Here is a brain-teaser for you: who pays more in council tax on their property, the one-person occupant of a huge home in Kensington and Chelsea, the richest borough in the country, or a homeowner in a semi-detached family house in Hartlepool?
That you already know that the answer is the homeowner in Hartlepool just shows you how unjust the current property taxation system is in this country.
It is a long-running scandal that Dr George Dibb, associate director of economic research at the Institute for Public Policy Research, calls an “absurd situation… that is fundamentally very unfair”. It is also a major contributor to the difference in wealth between London and the south-east of England and the rest of the country, a gap that is increasing all the time.
In short, if you want to level up the UK then you have to change the system of taxing its property.
This is, of course, not an easy sell. The people who would end up paying more are going to complain that they are losing out. And since they are mainly homeowners in London and the South East, they are noisier than many of us – more likely to work in or have direct access to the mainstream media or parliament.
But then, as George Dibb explains, “The current system creates winners all the time and those winners are the wealthiest landowners in the country… and they have been winners for a very long time”.
The fact is that under our current system, many property owners have got lucky and made vast amounts of money on which they pay far less tax than others in poorer parts of the country. No one expected house building to collapse and house prices to continue to soar, especially in London and its overspills.
This is just one of the aberrations of the UK’s property taxation system and it is becoming increasingly obvious that something will have to change.
The economic distortions caused by the current system are huge and damaging. People put increasingly large amounts of money into property because it is a guaranteed winner rather than investing in more productive parts of the economy.

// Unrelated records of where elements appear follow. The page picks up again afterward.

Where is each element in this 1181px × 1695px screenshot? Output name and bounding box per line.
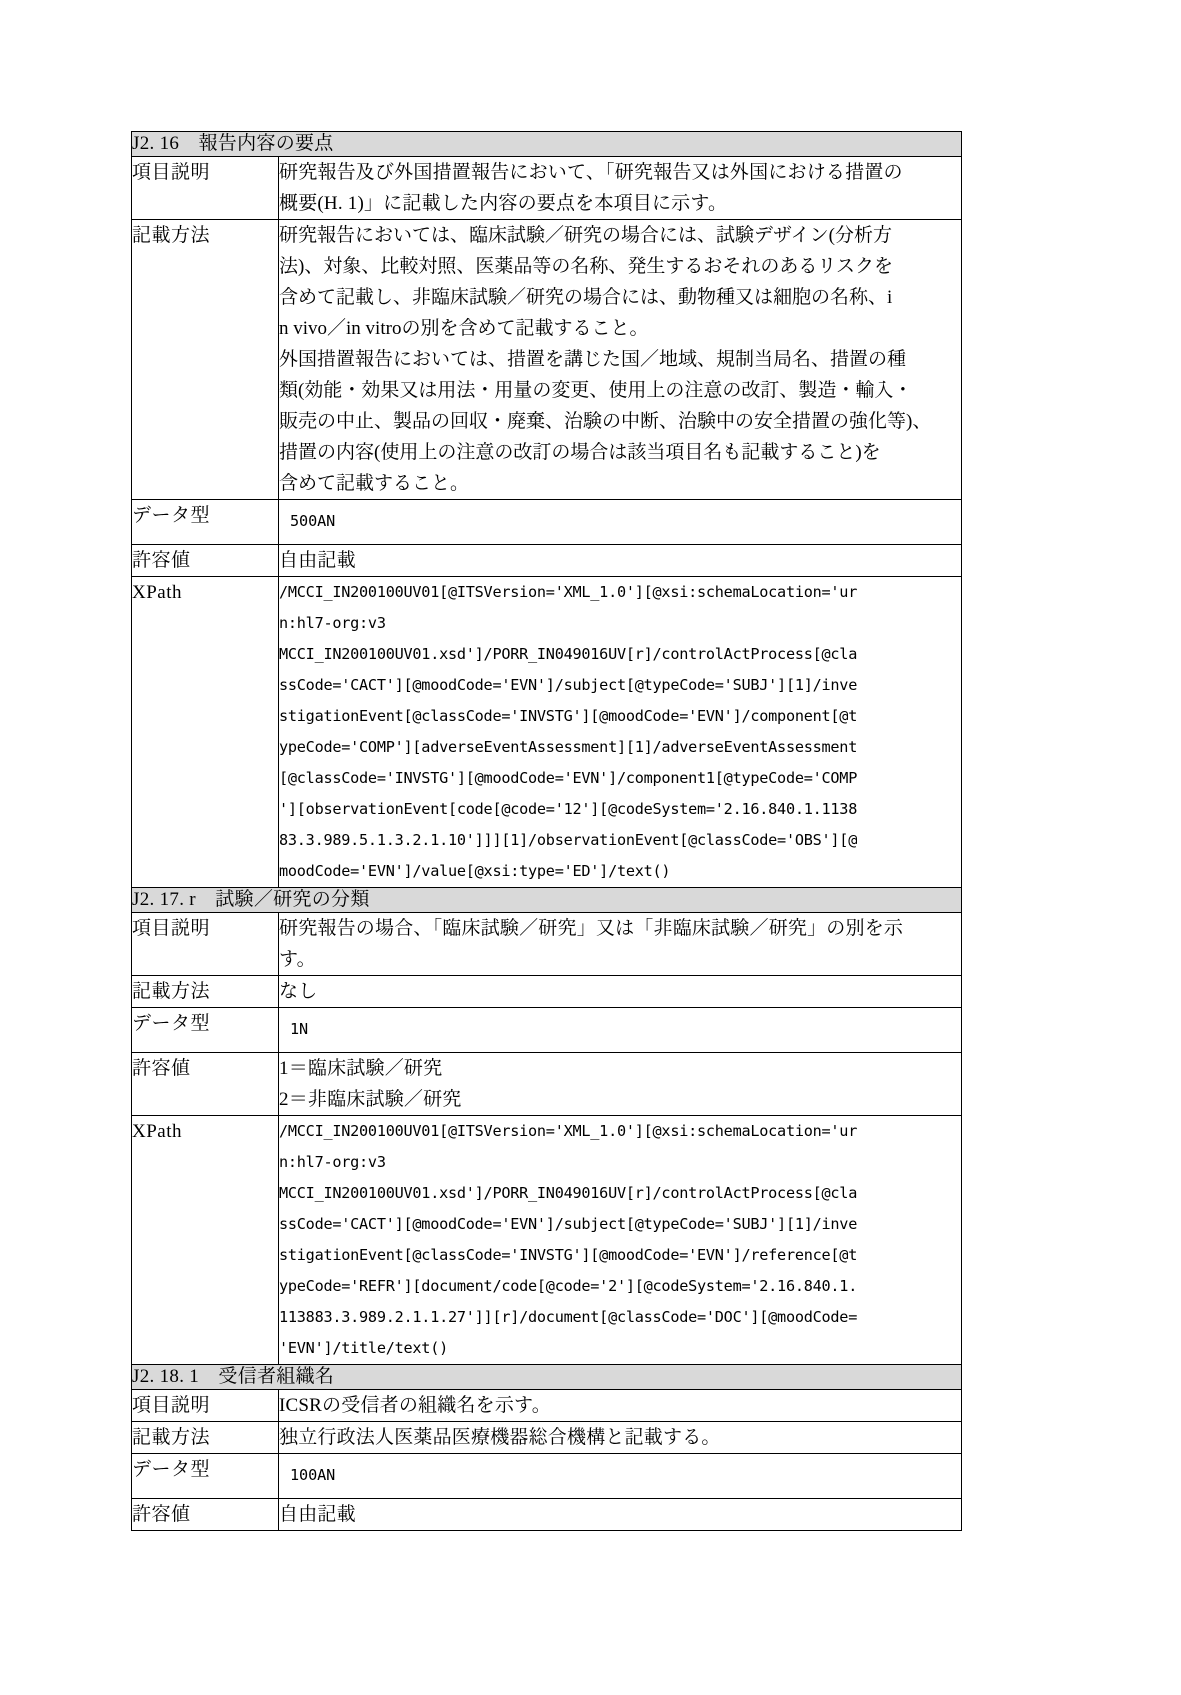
section-heading-text: J2. 18. 1 受信者組織名: [132, 1366, 335, 1387]
label-data-type: データ型: [132, 1454, 279, 1499]
value-xpath: /MCCI_IN200100UV01[@ITSVersion='XML_1.0'][@xsi:schemaLocation='ur n:hl7-org:v3 MCCI_IN200100UV01.xsd']/PORR_IN049016UV[r]/controlActProcess[@cla ssCode='CACT'][@moodCode='EVN']/subject[@typeCode='SUBJ'][1]/inve stigationEvent[@classCode='INVSTG'][@moodCode='EVN']/component[@t ypeCode='COMP'][adverseEventAssessment][1]/adverseEventAssessment [@classCode='INVSTG'][@moodCode='EVN']/component1[@typeCode='COMP '][observationEvent[code[@code='12'][@codeSystem='2.16.840.1.1138 83.3.989.5.1.3.2.1.10']]][1]/observationEvent[@classCode='OBS'][@ moodCode='EVN']/value[@xsi:type='ED']/text(): [279, 577, 962, 888]
value-data-type: 100AN: [279, 1454, 962, 1499]
row-item-description: [132, 1390, 962, 1422]
label-permitted-value: 許容値: [132, 545, 279, 577]
label-entry-method: 記載方法: [132, 1422, 279, 1454]
value-data-type: 1N: [279, 1008, 962, 1053]
section-header-j2-16: [132, 132, 962, 157]
row-xpath: [132, 1116, 962, 1365]
row-item-description: [132, 157, 962, 220]
label-permitted-value: 許容値: [132, 1499, 279, 1531]
row-permitted-value: [132, 545, 962, 577]
label-xpath: XPath: [132, 1116, 279, 1365]
value-entry-method: なし: [279, 976, 962, 1008]
label-data-type: データ型: [132, 500, 279, 545]
value-permitted-value: 1＝臨床試験／研究 2＝非臨床試験／研究: [279, 1053, 962, 1116]
label-permitted-value: 許容値: [132, 1053, 279, 1116]
section-header-j2-17-r: [132, 888, 962, 913]
row-entry-method: [132, 220, 962, 500]
value-data-type: 500AN: [279, 500, 962, 545]
value-permitted-value: 自由記載: [279, 1499, 962, 1531]
row-xpath: [132, 577, 962, 888]
specification-table: [131, 131, 962, 1531]
label-entry-method: 記載方法: [132, 976, 279, 1008]
value-xpath: /MCCI_IN200100UV01[@ITSVersion='XML_1.0'][@xsi:schemaLocation='ur n:hl7-org:v3 MCCI_IN200100UV01.xsd']/PORR_IN049016UV[r]/controlActProcess[@cla ssCode='CACT'][@moodCode='EVN']/subject[@typeCode='SUBJ'][1]/inve stigationEvent[@classCode='INVSTG'][@moodCode='EVN']/reference[@t ypeCode='REFR'][document/code[@code='2'][@codeSystem='2.16.840.1. 113883.3.989.2.1.1.27']][r]/document[@classCode='DOC'][@moodCode= 'EVN']/title/text(): [279, 1116, 962, 1365]
label-entry-method: 記載方法: [132, 220, 279, 500]
value-entry-method: 独立行政法人医薬品医療機器総合機構と記載する。: [279, 1422, 962, 1454]
value-item-description: 研究報告及び外国措置報告において、「研究報告又は外国における措置の 概要(H. 1)」に記載した内容の要点を本項目に示す。: [279, 157, 962, 220]
label-item-description: 項目説明: [132, 1390, 279, 1422]
row-data-type: [132, 1008, 962, 1053]
row-data-type: [132, 1454, 962, 1499]
row-item-description: [132, 913, 962, 976]
section-heading-text: J2. 17. r 試験／研究の分類: [132, 889, 370, 910]
label-data-type: データ型: [132, 1008, 279, 1053]
row-permitted-value: [132, 1499, 962, 1531]
row-permitted-value: [132, 1053, 962, 1116]
row-entry-method: [132, 976, 962, 1008]
section-heading-text: J2. 16 報告内容の要点: [132, 133, 334, 154]
section-header-j2-18-1: [132, 1365, 962, 1390]
value-permitted-value: 自由記載: [279, 545, 962, 577]
label-item-description: 項目説明: [132, 157, 279, 220]
row-entry-method: [132, 1422, 962, 1454]
value-item-description: ICSRの受信者の組織名を示す。: [279, 1390, 962, 1422]
value-item-description: 研究報告の場合、「臨床試験／研究」又は「非臨床試験／研究」の別を示 す。: [279, 913, 962, 976]
row-data-type: [132, 500, 962, 545]
value-entry-method: 研究報告においては、臨床試験／研究の場合には、試験デザイン(分析方 法)、対象、比較対照、医薬品等の名称、発生するおそれのあるリスクを 含めて記載し、非臨床試験／研究の場合には、動物種又は細胞の名称、i n vivo／in vitroの別を含めて記載すること。 外国措置報告においては、措置を講じた国／地域、規制当局名、措置の種 類(効能・効果又は用法・用量の変更、使用上の注意の改訂、製造・輸入・ 販売の中止、製品の回収・廃棄、治験の中断、治験中の安全措置の強化等)、 措置の内容(使用上の注意の改訂の場合は該当項目名も記載すること)を 含めて記載すること。: [279, 220, 962, 500]
label-xpath: XPath: [132, 577, 279, 888]
label-item-description: 項目説明: [132, 913, 279, 976]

High property prices and stamp duty on transactions mean people do not take the jobs they are qualified for because they cannot afford to move. Productivity is damaged, the economy becomes sclerotic, ambition dies as people hold on to property wealth. Pensioners won’t downsize as they would have to pay stamp duty on their new home.
As Stuart Adam, a senior economist at the Institute for Fiscal Studies, told me: “We shouldn’t be taxing transactions… if you want to find something that is bad for growth in the UK, stamp duty on property would be near the top of the list”.
Then there are the consequences of a completely out-of-date rates system. Property has not been revalued since 1991, which is a scandal and leads to ridiculous distortions.
Not only that but single people living in a house get a 25% discount. This means, Adams says, that “you get a bigger discount if you live in a more expensive property, which encourages single-person households to live in bigger houses than they would otherwise. “Consequently, larger families have to live in smaller houses.
The business rates system is also such a mess that it is making the high street an increasingly expensive place to do business just as it is facing an existential threat from online rivals. It also discourages investment in property by taxing improved property more. That is the exact opposite of what you would really want to achieve.
So, what is the solution? Well, there is an obvious one, with a surprising amount of support from both sides of the political debate and many very serious economists too: A tax on the value of land.
This would most likely come in two forms. There would be an annual tax on the value of the property and land of domestic homes, say of 0.5% a year. Then there would be a tax on commercial properties’ land value, to encourage development. Stamp duty and rates would be abolished.
The number of people moving house would increase, people would live in houses more suited to their needs and productivity would increase. Businesses would have a great incentive to invest, whereas now companies large and small complain that if they build a new office, improve a factory, or expand a shop they are rewarded with a higher rates bill. Just taxing the value of their land ends that problem overnight.
The new tax on land value would also help enormously in redistributing wealth around the country. The millions of people sitting on or inheriting vast amounts of unearned property wealth would have to pay more; the rest of the country would pay less.
You could also make the whole thing revenue-neutral; it would not cost the chancellor a penny. You just work out how much money stamp duty and the rest bring in and then devise the new system to bring in the same amount.
Fairer Share, the charity lobbying with cross-party support to bring in a land tax, has a calculator which will show you how much you would gain or lose, at fairershare.org.uk/counciltaxcalculator.
Its chairman Andrew Dixon told me that “77% of households would benefit from a tax cut with an average saving of £450 a year. Obviously, most of the gainers would be in the poorer communities of the country and the regions. Those in London and the South East may see a slight increase, but we are planning to mitigate that by having a maximum increase of £1,200 a year.”
Rachel Reeves could announce this in the autumn budget and start to settle in a new system that would increase productivity and growth. She could not do it this year – a database of property values would have to be created first – but she could signal a start. And she would need to be cautious about implementation to lessen the risk of a big drop in house prices in affluent areas that might destabilise the market; but Reeves is a cautious person.
The winners would far outnumber the losers, although history tells us that winners tend to be ingrates and losers neither forget nor forgive. That is a terrible reason for ignoring sensible, balanced, fairer, well thought-out reforms. Land tax is one of those.